4 Cylinder Models

Alvis in the 1930's

Alvis’ reputation was made in the 1920s with the 12/50, a rugged four cylinder “light car” of advanced conventional design and superior performance, construction and finish. The same basic chassis, engine and running gear were developed to address various segments of the high quality light car market with coachwork ranging from 2-seater sports to formal 6-light saloons from a small number of contract suppliers. The early six cylinder cars followed a similar pattern until 1932, which for Alvis marked the watershed between the fundamentally Vintage designs and those which carried the company through the rest of the decade.

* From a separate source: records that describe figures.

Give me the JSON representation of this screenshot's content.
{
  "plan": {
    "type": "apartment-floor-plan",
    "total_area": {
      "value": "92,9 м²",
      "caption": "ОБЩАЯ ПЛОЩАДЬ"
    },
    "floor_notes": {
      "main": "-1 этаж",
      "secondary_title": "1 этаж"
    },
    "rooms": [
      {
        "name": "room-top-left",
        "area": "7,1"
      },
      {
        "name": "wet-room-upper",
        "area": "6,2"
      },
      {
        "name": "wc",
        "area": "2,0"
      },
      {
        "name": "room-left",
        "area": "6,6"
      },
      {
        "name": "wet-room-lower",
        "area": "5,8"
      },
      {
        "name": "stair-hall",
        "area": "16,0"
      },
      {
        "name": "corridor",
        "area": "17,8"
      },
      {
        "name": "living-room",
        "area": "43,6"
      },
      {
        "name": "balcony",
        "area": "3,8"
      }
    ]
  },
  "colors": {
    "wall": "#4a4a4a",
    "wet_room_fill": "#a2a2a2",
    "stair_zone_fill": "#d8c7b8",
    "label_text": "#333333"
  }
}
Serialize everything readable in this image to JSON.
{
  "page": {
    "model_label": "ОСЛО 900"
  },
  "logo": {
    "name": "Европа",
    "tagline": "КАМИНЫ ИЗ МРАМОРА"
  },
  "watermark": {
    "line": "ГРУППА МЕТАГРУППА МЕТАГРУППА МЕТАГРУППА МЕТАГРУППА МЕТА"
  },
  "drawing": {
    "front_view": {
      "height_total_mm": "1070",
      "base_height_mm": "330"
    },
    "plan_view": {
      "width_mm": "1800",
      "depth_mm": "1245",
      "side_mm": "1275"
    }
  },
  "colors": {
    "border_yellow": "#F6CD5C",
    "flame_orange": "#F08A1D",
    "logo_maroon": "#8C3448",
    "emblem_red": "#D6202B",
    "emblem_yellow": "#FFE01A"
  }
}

Alvis did not concentrate on one segment of the quality car market but continued to produce models ranging from medium sized saloons and tourers with economical four cylinder engines through slightly larger six cylinder cars to high performance sporting models with larger six cylinder engines. Generally three body styles were offered in each range: an open tourer, a drophead coupé and a saloon, all outsourced from contract suppliers. The company was able to bring out such a wide variety of cars produced in relatively small numbers without going bankrupt by adopting a ‘parts bin’ approach to manufacture whereby many mechanical components were common to different models. Engines, gearboxes, rear axles and brakes appeared with minimal or no changes across quite different cars. Four and six cylinder engines shared common components and design features, the same rear axle might contain different final drive ratios and so on. A high proportion of the mechanical parts were made by Alvis themselves. Later, as the 1930s drew to a close, some models began to display more ‘bought-in’ assemblies to keep Alvis competitive in some keenly fought sectors. No doubt the glamour and prestige of the more spectacular models helped to sell the rather more mundane vehicles built from many of the same parts. To quote David Scott-Moncrieff in “The Thoroughbred Motor Car 1930-40” (1963), “Above all, the soundness of their products enabled this small firm to continue selling in that most uncertain of markets – that for luxury and sports cars, where so many others had failed".

The Four Cylinder Cars

Alvis came into the 1930s with the four cylinder 12/50 and 12/60 cars, plus the six cylinder Silver Eagle models, little changed from the later 1920s. The first new designs in both ranges appeared in 1932 and were developed for the rest of the decade.

Three models, the Firefly (1932 – 1934), Firebird (1934 – 1936) and 12/70 (1937 – 1940) comprised the four cylinder Alvises of the ‘30s, though the first two were of very similar design. Each was offered in three basic body types: saloon, drophead coupé and open tourer, with saloons accounting for most of the sales. A smattering carried special one-off or short series coachwork. These were not inexpensive cars with saloon prices ranging from £435 to £510 when an average working man might earn £200 per annum.  Top speeds were in the range 70 – 80 mph, well above those of the average mass-produced cars of the era, most of which would struggle to exceed 50 mph. Alvis made a total of 2,077 of these three models, whilst a total of 3,603 of the contemporary six cylinder cars were produced, covering no fewer than ten models.